Christian McCaffrey wciąż nie daje rady San Francisco 49ers na każdym kroku. Bez supergwiazdy drużyna jest niepokojąco słaba w czerwonej strefie i lekkomyślnie naraża swoje cele sezonowe – komentarz.
Rekord 2-3 po piątym tygodniu.
Pretendenci do Super Bowl z ubiegłego sezonu, San Francisco 49ers, chwieją się obecnie w posadach. Mimo 13-punktowego prowadzenia do przerwy, przegrali również mecz z Arizona Cardinals 23:24.
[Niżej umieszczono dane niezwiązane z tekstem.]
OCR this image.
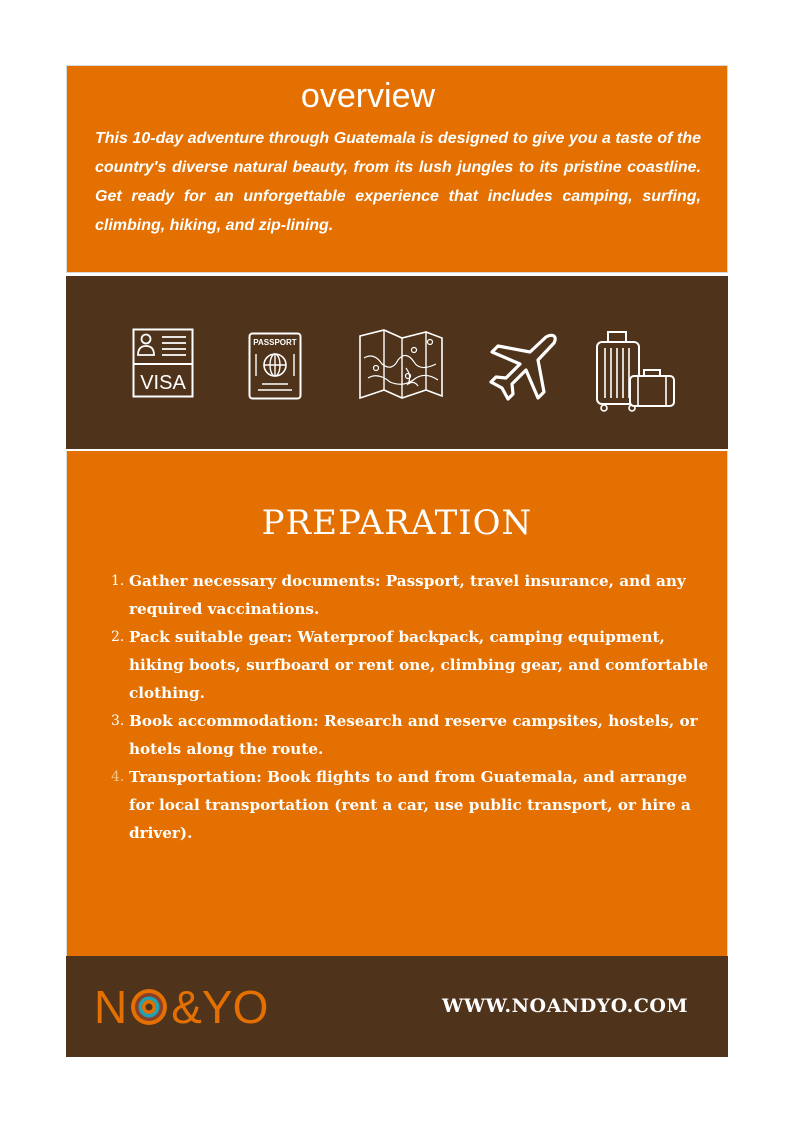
overview

This 10-day adventure through Guatemala is designed to give you a taste of the country's diverse natural beauty, from its lush jungles to its pristine coastline. Get ready for an unforgettable experience that includes camping, surfing, climbing, hiking, and zip-lining.

VISA
PASSPORT
PREPARATION
1. Gather necessary documents: Passport, travel insurance, and any required vaccinations.
2. Pack suitable gear: Waterproof backpack, camping equipment, hiking boots, surfboard or rent one, climbing gear, and comfortable clothing.
3. Book accommodation: Research and reserve campsites, hostels, or hotels along the route.
4. Transportation: Book flights to and from Guatemala, and arrange for local transportation (rent a car, use public transport, or hire a driver).
N &YO	WWW.NOANDYO.COM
I to pomimo faktu, że drużyna jest pełna gwiazd, takich jak szeroki odbiornik Deebo Samuel i Brandon Aiyuk, a także tight end George Kittle, który zdobył jedyne przyłożenie w niedzielę.
Niemniej jednak drużyna skupiona wokół rozgrywającego Brocka Purdy’ego ma obecnie trudności z umieszczeniem jakichkolwiek punktów na tablicy wyników poza bramkami z pola.
Przeciwko Cards tylko jeden z sześciu drive’ów do czerwonej strefy przeciwnika, czyli 20 jardów przed linią bramkową, zakończył się przyłożeniem. Rekord fatalny, ale problem nie tylko istnieje od wczoraj, ale już stał się widoczny i rodzi wyraźne pytania o planowanie personalne.
San Francisco 49ers: Christiana McCaffreya brakuje na każdym kroku
Nie da się tego wystarczająco podkreślić: „Dziewiątki” są cieniem samych siebie bez swojej supergwiazdy Christiana McCaffreya.
Czy pod nieobecność 28-latka, którego przerwa w grze potrwa prawdopodobnie co najmniej do listopada, można w ogóle mówić o rywalizacji? Po doświadczeniach ostatnich kilku tygodni odpowiedź jest dość jasna: nie!
Po pięciu meczach tego sezonu liczba przyłożeń po wejściach w czerwoną strefę spadła poniżej 50 procent według portalu statystycznego „TeamRankings.com” i wynosi obecnie zaledwie 40,91 procent. To plasuje ich na trzecim miejscu w NFL, wyprzedzając jedynie Miami Dolphins i New England Patriots.
Gigantyczna zapaść, ponieważ 49ers wciąż byli najlepszym atakiem w lidze pod względem skuteczności w czerwonej strefie w zeszłym sezonie, zdobywając przyłożenie w 68 procentach przypadków.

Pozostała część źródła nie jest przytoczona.